Mission accomplished… sort of. A reflection of a modern day romance challenged by location, work, and common fears of intimacy, Going the Distance takes a small step on the road to diversifying the romantic comedy genre. But it’s a slippery slope, especially in the Hollywood Hills. I’m certain that many viewers will see themselves and their relationships reflected on screen; I know I did. However, both the plot and dialogue reinforce a dominant misconception of feminist thought—in order for women to heard, and in this case dateable, they have to join the boys club.
Going the Distance chronicles the courtship of Erin (Barrymore) and Garrett (Justin Long) as they meet, fall for each other, and struggle to maintain their relationship between NYC and San Francisco. Erin and Garret are introduced at a bar when he discovers she is ERL, the Centipede videogame high-scorer he has been working to beat. Flabbergasted that ERL is a girl, the rest of their evening follows suit as the beautiful Erin chugs beer, devours chicken wings, and trades crass jokes with the dudes. Apparently this behavior is just what it takes to get the commitment-phobic Garrett to fall in love. The reality of Long and Barrymore’s off-camera relationship is impossible to separate from that of the characters they play in the film, but it works. While many moments are contrived, the chemistry between the two is infectious, especially in the beginning when the cinematography fools you into thinking you’re watching a documentary.

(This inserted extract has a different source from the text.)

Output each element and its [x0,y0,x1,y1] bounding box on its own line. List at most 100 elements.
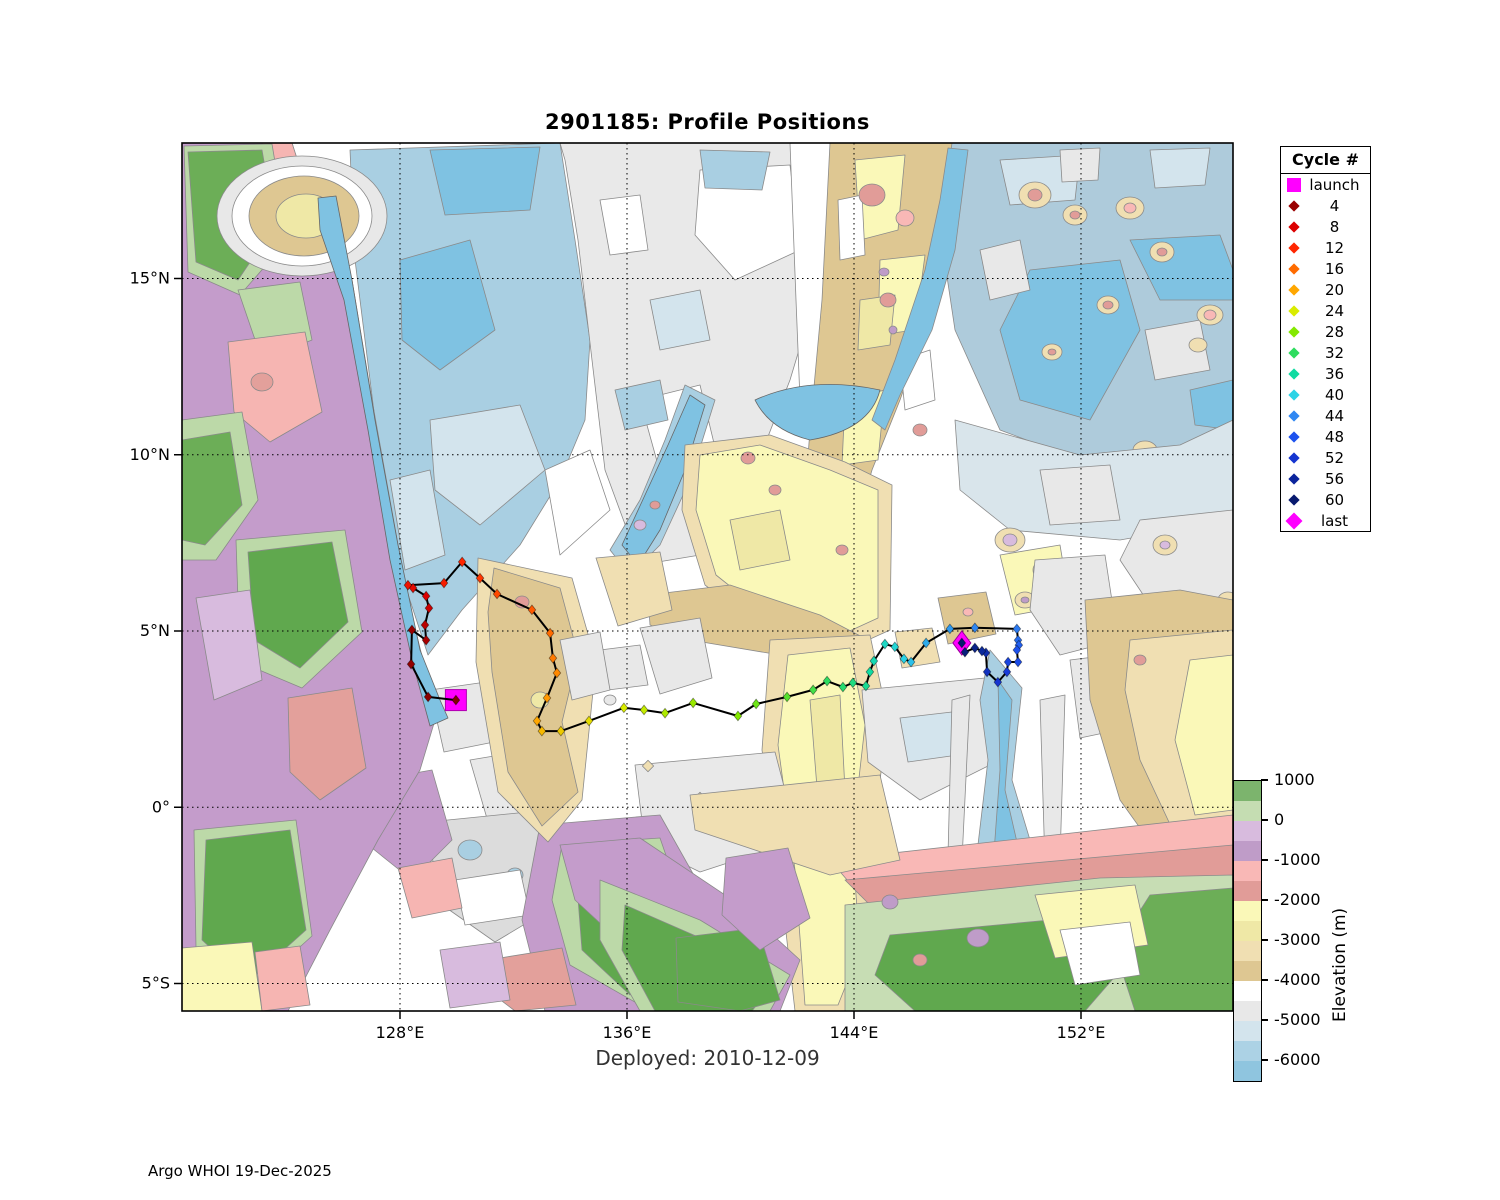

Taking a cue from Knocked Up, Going the Distance offers the bulk of its humor via the supporting cast of men and fails in providing another interesting female character. Garrett’s overly-involved buddies Charlie Day and Jason Sudeikis steal every scene they are in, whether by dj’ing the couple’s hook-up or convincing Garrett to grow a moustache in order to pick up older ladies. Erin’s support comes in the form of a cynical, disapproving sister, the always enjoyable Christina Applegate. Just like Leslie Mann in Knocked Up, Applegate’s character is dull and stereotypical forcing the usually hilarious actress to idle through meager screen time and meaningless dialogue.
Barrymore is one of the few ladies in Hollywood with some real power in her pocket and, flawed as it may be, does her part to shift the traditional perception of women in film in favor of a more realistic, multi-dimensional character. When a co-worker asks where she is going, Erin, a grad-student and aspiring reporter, who have just been through the wringer with her editor, retorts, “I’m thirty-one and I’m an intern. I’m getting wasted.” As a thirty-one-year-old aspiring writer who has recently applied for a few internships herself, I immediately resonated with this character. As the film develops we watch Erin struggle with building a career in a dying industry, falling in love and eventually, having to choose between the two.